"Le Cinéma enragé au Japon s'éloigne des grandes avenues cinématographiques nippones pour s'intéresser à la création alternative, transgressive. Films extrêmes, brûlots révolutionnaires érotiques, œuvres désenchantées (cyber)punk ou productions violentes et gore aux forts relents sociaux, ils sont conçus par des réalisateurs indépendants, engagés, activistes ou libertaires, parfois même hors-la-loi", prévient la quatrième de couverture.
Sacré programme, et c'est là tout l'enjeu : racler le sang sur le sol et les murs, fouiller les poubelles de l'Histoire du cinéma nippon, saisir au vol des œuvres météores, fouiller les tripes d'une cinématographie dont la face cachée aurait tort de rester dans l'ombre, rendre accessible et intéressant pour tous un cinéma qui n'est pas fait pour tout le monde. Une profession de foi dont les nobles ambitions imprègnent chaque page de cet excellent bouquin.
Ne faisant l'économie d'aucune contextualisation historique (toute la partie concernant les tensions politiques qui ont secoué le pays et la jeunesse au cours des 60's, avec la formation de différents groupuscules armés d'extrême gauche, est particulièrement éclairante), Julien Sévéon brasse en près de 350 pages une histoire alternative du cinéma Japonais au fil d'une déclaration d'amour aussi érudite que sincère à des auteurs majeurs dont la plupart sont ignorés, ou peu considérés, par les encyclopédies généralistes.
Parmi eux, une place de choix est laissée à feu Koji Wakamatsu (Les Anges violés, United Red Army), cinéaste d'extrême gauche (dans la vie comme sur la toile) dont les films érotiques étaient toujours sous-tendus d'un discours politique inflexible. Parole est d'ailleurs laissée au Monsieur lors d'une interview aussi captivante que celles concernant Hisayasu Sato, Sogo Ishii ou encore Masao Adachi, le scénariste régulier de Wakamatsu.
Plus largement, y sont abordés des titres tels que Lolita Disgrace (Hisayasu Sato, 1988), double portrait d'un animateur radio et d'une lycéenne voyeuriste qui commente des meurtres en direct, Nightmare Detective (Shinya Tsukamoto, 2006), thriller où une jeune policière fraîchement mutée sur le terrain se retrouve chargée d'enquêter sur la mort étrange de deux victimes qui se seraient suicidées pendant leur sommeil, ou encore Anarchy in Japansuke (Takahisa Zeze, 1999) récit en flash-back dont le point de départ montre un quadragénaire abattre son propre fils au pied d'un arbre.
Trois exemples parmi tant d'autres d'un cinéma libre, sans tabous quant aux sujets qu'il peut aborder.
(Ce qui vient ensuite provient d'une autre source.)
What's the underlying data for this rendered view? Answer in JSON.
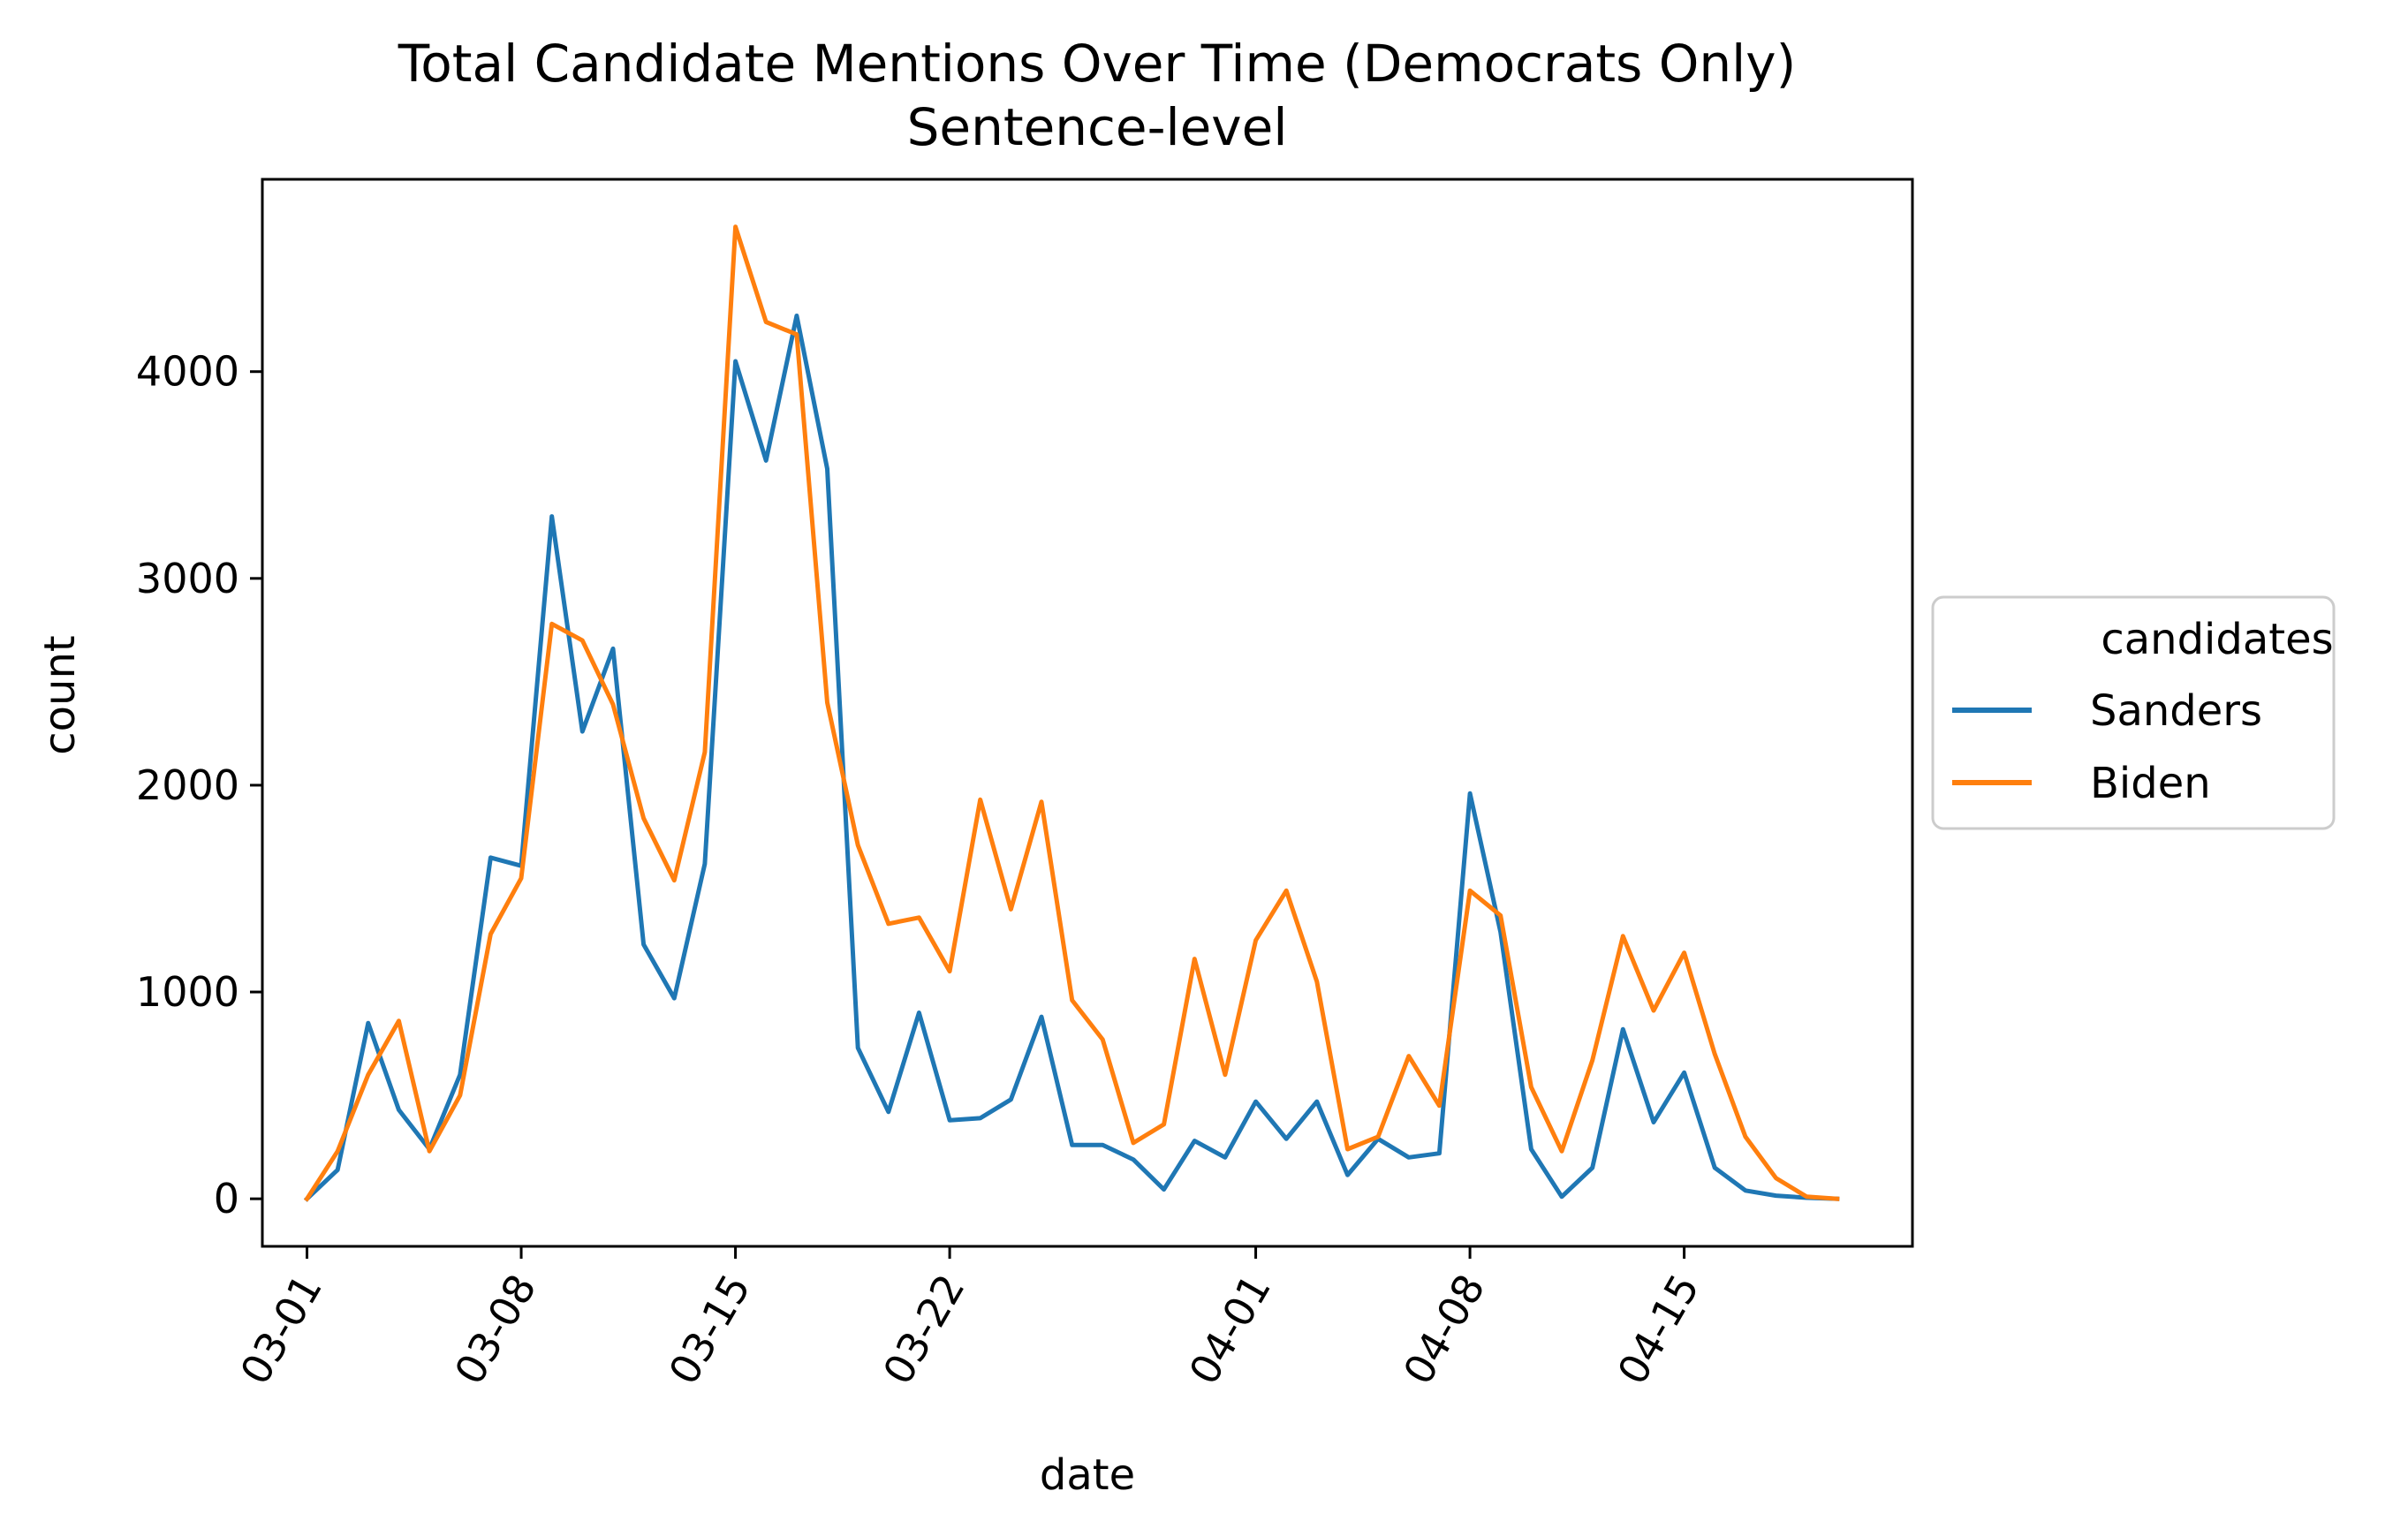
{
  "chart_data": {
    "type": "line",
    "title": "Total Candidate Mentions Over Time (Democrats Only)",
    "subtitle": "Sentence-level",
    "xlabel": "date",
    "ylabel": "count",
    "x_ticks": [
      "03-01",
      "03-08",
      "03-15",
      "03-22",
      "04-01",
      "04-08",
      "04-15"
    ],
    "y_ticks": [
      0,
      1000,
      2000,
      3000,
      4000
    ],
    "xlim": [
      "2020-02-28 13:00",
      "2020-04-22 11:00"
    ],
    "ylim": [
      -230,
      4930
    ],
    "grid": false,
    "legend": {
      "title": "candidates",
      "placement": "right, outside plot area"
    },
    "dates": [
      "2020-03-01",
      "2020-03-02",
      "2020-03-03",
      "2020-03-04",
      "2020-03-05",
      "2020-03-06",
      "2020-03-07",
      "2020-03-08",
      "2020-03-09",
      "2020-03-10",
      "2020-03-11",
      "2020-03-12",
      "2020-03-13",
      "2020-03-14",
      "2020-03-15",
      "2020-03-16",
      "2020-03-17",
      "2020-03-18",
      "2020-03-19",
      "2020-03-20",
      "2020-03-21",
      "2020-03-22",
      "2020-03-23",
      "2020-03-24",
      "2020-03-25",
      "2020-03-26",
      "2020-03-27",
      "2020-03-28",
      "2020-03-29",
      "2020-03-30",
      "2020-03-31",
      "2020-04-01",
      "2020-04-02",
      "2020-04-03",
      "2020-04-04",
      "2020-04-05",
      "2020-04-06",
      "2020-04-07",
      "2020-04-08",
      "2020-04-09",
      "2020-04-10",
      "2020-04-11",
      "2020-04-12",
      "2020-04-13",
      "2020-04-14",
      "2020-04-15",
      "2020-04-16",
      "2020-04-17",
      "2020-04-18",
      "2020-04-19",
      "2020-04-20"
    ],
    "series": [
      {
        "name": "Sanders",
        "color": "#1f77b4",
        "values": [
          0,
          140,
          850,
          430,
          240,
          600,
          1650,
          1610,
          3300,
          2260,
          2660,
          1230,
          970,
          1620,
          4050,
          3570,
          4270,
          3530,
          730,
          420,
          900,
          380,
          390,
          480,
          880,
          260,
          260,
          190,
          45,
          280,
          200,
          470,
          290,
          470,
          115,
          290,
          200,
          220,
          1960,
          1290,
          240,
          10,
          150,
          820,
          370,
          610,
          150,
          40,
          15,
          5,
          0
        ]
      },
      {
        "name": "Biden",
        "color": "#ff7f0e",
        "values": [
          0,
          230,
          600,
          860,
          230,
          500,
          1280,
          1550,
          2780,
          2700,
          2390,
          1840,
          1540,
          2160,
          4700,
          4240,
          4180,
          2400,
          1710,
          1330,
          1360,
          1100,
          1930,
          1400,
          1920,
          960,
          770,
          270,
          360,
          1160,
          600,
          1250,
          1490,
          1050,
          240,
          300,
          690,
          450,
          1490,
          1370,
          540,
          230,
          670,
          1270,
          910,
          1190,
          700,
          300,
          100,
          10,
          0
        ]
      }
    ]
  }
}
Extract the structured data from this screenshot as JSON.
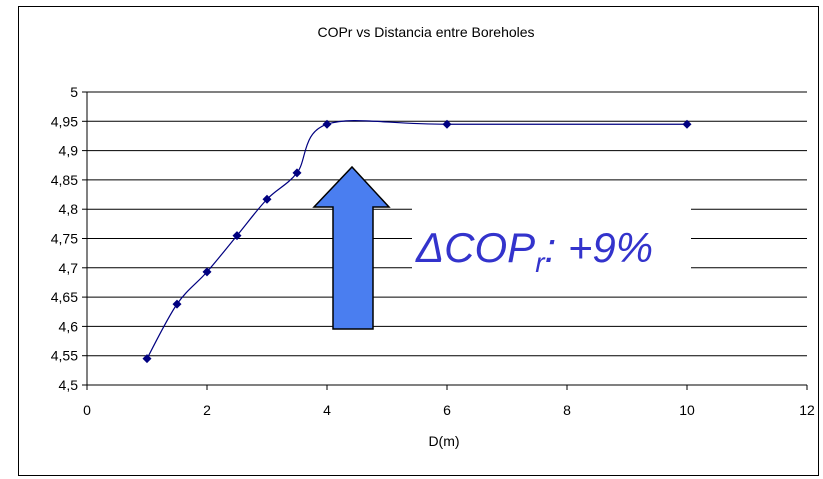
{
  "chart_data": {
    "type": "line",
    "title": "COPr vs Distancia entre Boreholes",
    "xlabel": "D(m)",
    "ylabel": "",
    "xlim": [
      0,
      12
    ],
    "ylim": [
      4.5,
      5.0
    ],
    "x_ticks": [
      "0",
      "2",
      "4",
      "6",
      "8",
      "10",
      "12"
    ],
    "y_ticks": [
      "4,5",
      "4,55",
      "4,6",
      "4,65",
      "4,7",
      "4,75",
      "4,8",
      "4,85",
      "4,9",
      "4,95",
      "5"
    ],
    "grid": "horizontal",
    "series": [
      {
        "x": [
          1,
          1.5,
          2,
          2.5,
          3,
          3.5,
          4,
          6,
          10
        ],
        "y": [
          4.545,
          4.638,
          4.693,
          4.755,
          4.817,
          4.862,
          4.945,
          4.945,
          4.945
        ],
        "color": "#000080",
        "marker": "diamond",
        "smooth": true
      }
    ],
    "annotations": [
      {
        "type": "arrow-up",
        "color": "#4a7ef0"
      },
      {
        "type": "text",
        "text": "ΔCOP",
        "subscript": "r",
        "suffix": ": +9%",
        "color": "#3333cc"
      }
    ]
  }
}
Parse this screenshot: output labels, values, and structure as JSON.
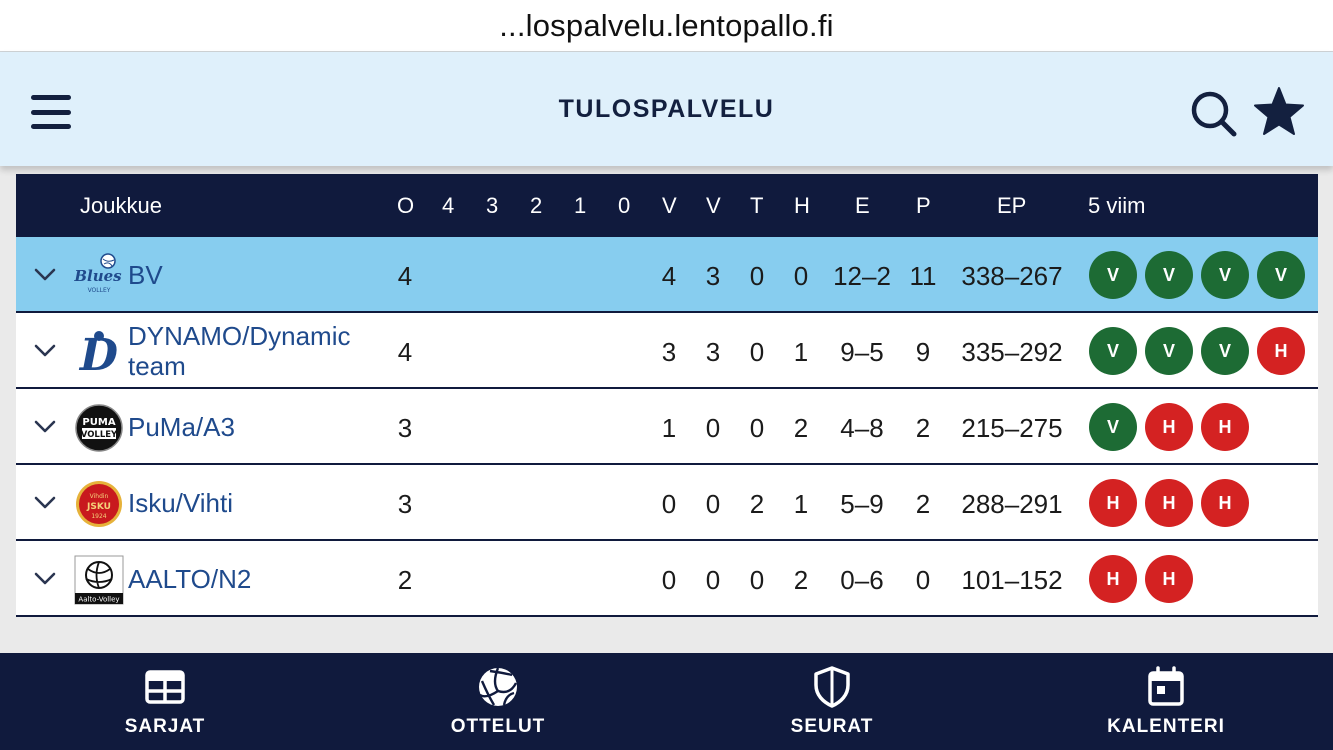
{
  "url": "...lospalvelu.lentopallo.fi",
  "app": {
    "title": "TULOSPALVELU"
  },
  "table": {
    "headers": {
      "team": "Joukkue",
      "o": "O",
      "s4": "4",
      "s3": "3",
      "s2": "2",
      "s1": "1",
      "s0": "0",
      "v1": "V",
      "v2": "V",
      "t": "T",
      "h": "H",
      "e": "E",
      "p": "P",
      "ep": "EP",
      "last5": "5 viim"
    },
    "rows": [
      {
        "team": "BV",
        "o": "4",
        "v1": "4",
        "v2": "3",
        "t": "0",
        "h": "0",
        "e": "12–2",
        "p": "11",
        "ep": "338–267",
        "last5": [
          "V",
          "V",
          "V",
          "V"
        ]
      },
      {
        "team": "DYNAMO/Dynamic team",
        "o": "4",
        "v1": "3",
        "v2": "3",
        "t": "0",
        "h": "1",
        "e": "9–5",
        "p": "9",
        "ep": "335–292",
        "last5": [
          "V",
          "V",
          "V",
          "H"
        ]
      },
      {
        "team": "PuMa/A3",
        "o": "3",
        "v1": "1",
        "v2": "0",
        "t": "0",
        "h": "2",
        "e": "4–8",
        "p": "2",
        "ep": "215–275",
        "last5": [
          "V",
          "H",
          "H"
        ]
      },
      {
        "team": "Isku/Vihti",
        "o": "3",
        "v1": "0",
        "v2": "0",
        "t": "2",
        "h": "1",
        "e": "5–9",
        "p": "2",
        "ep": "288–291",
        "last5": [
          "H",
          "H",
          "H"
        ]
      },
      {
        "team": "AALTO/N2",
        "o": "2",
        "v1": "0",
        "v2": "0",
        "t": "0",
        "h": "2",
        "e": "0–6",
        "p": "0",
        "ep": "101–152",
        "last5": [
          "H",
          "H"
        ]
      }
    ],
    "logos": {
      "bv": {
        "line1": "Blues",
        "line2": "VOLLEY"
      },
      "dynamo": {
        "letter": "D"
      },
      "puma": {
        "line1": "PUMA",
        "line2": "VOLLEY"
      },
      "isku": {
        "line1": "Vihdin",
        "line2": "JSKU",
        "line3": "1924"
      },
      "aalto": {
        "text": "Aalto-Volley"
      }
    }
  },
  "nav": {
    "items": [
      {
        "label": "SARJAT",
        "icon": "table-icon"
      },
      {
        "label": "OTTELUT",
        "icon": "volleyball-icon"
      },
      {
        "label": "SEURAT",
        "icon": "shield-icon"
      },
      {
        "label": "KALENTERI",
        "icon": "calendar-icon"
      }
    ]
  },
  "colors": {
    "navy": "#101a3d",
    "header_bg": "#dff0fb",
    "highlight_row": "#87cdef",
    "win": "#1d6b34",
    "loss": "#d42222",
    "team_link": "#1f4a8c"
  }
}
En prime, l'auteur y accole un nombre impressionnant de photographies splendides (tant en couleurs qu'en noir & blanc) alternant extraits de films, affiches et photos des auteurs. Segmenté en quatre parties riches de chapitres plus passionnants les uns que les autres, Le Cinéma enragé au Japon repose sur une maquette agréable à parcourir qui fait constamment honneur à l'iconographie du livre. Le genre de travail qui donne le sentiment de faire un authentique voyage, abreuvant le lecteur d'informations tout en évitant les redondances.
A vrai dire, l'ouvrage est de ceux capables de passionner jusqu'aux plus profanes des lecteurs (ce qui était mon cas avant qu'il ne déclenche une curiosité irrépressible envers toutes ces péloches cintrées). En clair, 340 pages que leur clarté rend addictives. Soit les mêmes qualités qui imprègneront le Rêves, nostalgie et révolution du même Julien Sévéon, ouvrage tout aussi indispensable qui revient quant à lui sur la vie et l'œuvre du Japonais Mamoru Oshii.
Note : quitte à vous le procurer, prenez bien soin de choisir la version de 2010 qui fait deux fois la taille de la première édition, sortie elle en 2005.